The network, controlled by a widespread Chinese hacking group called Volt Typhoon, was disrupted by a US government operation, Reuters reports.
The group has alarmed intelligence officials, who say it is part of a larger effort to undermine critical Western infrastructure, including ports, Internet service providers and utilities, raising concerns that hackers could undermine U.S. preparedness in that situation. When China attempts to take over Taiwan. by force.
Nearly every country in the world uses hackers to gather intelligence, and major powers like the United States and Russia have vast centers for such groups, many of which cybersecurity experts have given various nicknames, such as Equigen. Group or fancy beer.
Experts begin to worry when such groups shift their interest from intelligence gathering to digital subversion.
Microsoft said in a blog post in May last year that Volt Typhoon seeks to “develop capabilities that could disrupt critical communications infrastructure between the United States and the Asian region in the event of a future crisis,” thereby immediately addressing the matter. The thought of growing came to mind. Tension. Between China and America regarding Taiwan. According to Reuters, it is certain that any conflict between these two countries will involve cyber attacks in the Pacific Ocean.
Does this mean that a group of destructive hackers is preparing to damage US infrastructure in the event of a Taiwan-related conflict?
Microsoft last year described its assessment as having “medium” confidence, which is intelligence language that usually means a theory is plausible and has a reliable source, but has not yet been fully confirmed. Is. Researchers identified various aspects of the hacking group.
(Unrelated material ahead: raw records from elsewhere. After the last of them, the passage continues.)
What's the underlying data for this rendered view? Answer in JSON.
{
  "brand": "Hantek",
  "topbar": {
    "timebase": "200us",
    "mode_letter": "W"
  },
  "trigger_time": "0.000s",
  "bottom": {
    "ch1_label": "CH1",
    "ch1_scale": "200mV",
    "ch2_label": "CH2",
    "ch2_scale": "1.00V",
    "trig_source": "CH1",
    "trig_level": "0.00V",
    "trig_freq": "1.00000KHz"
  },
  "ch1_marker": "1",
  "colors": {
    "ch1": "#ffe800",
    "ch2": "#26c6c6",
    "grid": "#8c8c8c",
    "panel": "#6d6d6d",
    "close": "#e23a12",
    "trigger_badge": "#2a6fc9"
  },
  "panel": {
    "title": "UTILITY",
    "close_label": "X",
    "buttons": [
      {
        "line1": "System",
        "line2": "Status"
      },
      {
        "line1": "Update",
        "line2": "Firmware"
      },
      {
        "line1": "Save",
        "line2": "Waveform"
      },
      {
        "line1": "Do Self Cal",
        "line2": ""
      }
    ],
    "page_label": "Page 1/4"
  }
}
It is now clear that Volt Typhoon enabled large-scale control of vulnerable digital devices around the world – such as routers, modems and even Internet-connected security cameras – to conceal subsequent attacks on more sensitive targets. Worked by confiscation.
This collection of remotely controlled systems, known as a botnet, is a major concern for security officials because it limits the visibility of cybersecurity officials monitoring foreign fingerprints in their computer networks.
In a report released earlier this month, cybersecurity rating firm SecurityScorecard said Cisco devices were particularly vulnerable to hacking activity by Volt Typhoon.
The company said it has “identified a network of covert infrastructure operating in Europe, North America and Asia-Pacific, including compromised routers and other network peripherals.”
Almost all cyber spies hide their tracks, and the use of so-called botnets by both governments and hackers to hide their cyber operations is nothing new.
This approach is often used when an attacker wants to quickly target multiple victims at once or cover their tracks.
China denies hacking and did so in the case of Typhoon Volt. But according to Reuters, documents of Beijing's cyber espionage campaigns have been accumulating for more than two decades.
Espionage has come increasingly into focus over the past 10 years, with Western researchers linking abuses to specific units within the People's Liberation Army, and US law enforcement officials accusing a series of Chinese officials of stealing US secrets.
SecureWorks, an arm of Dell, said in a blog post last year: “Volt Typhoon's interest in breaking into operational security likely stems from embarrassment over the drumbeat of US prosecutions and increasing pressure on the (Chinese) leadership to avoid public scrutiny. Is.” Electronic espionage activity.
The Biden administration has increasingly focused on hacking, not only because of fears that countries will attempt to disrupt or distract from the US elections next November, but because ransomware has wreaked havoc on US companies in 2023.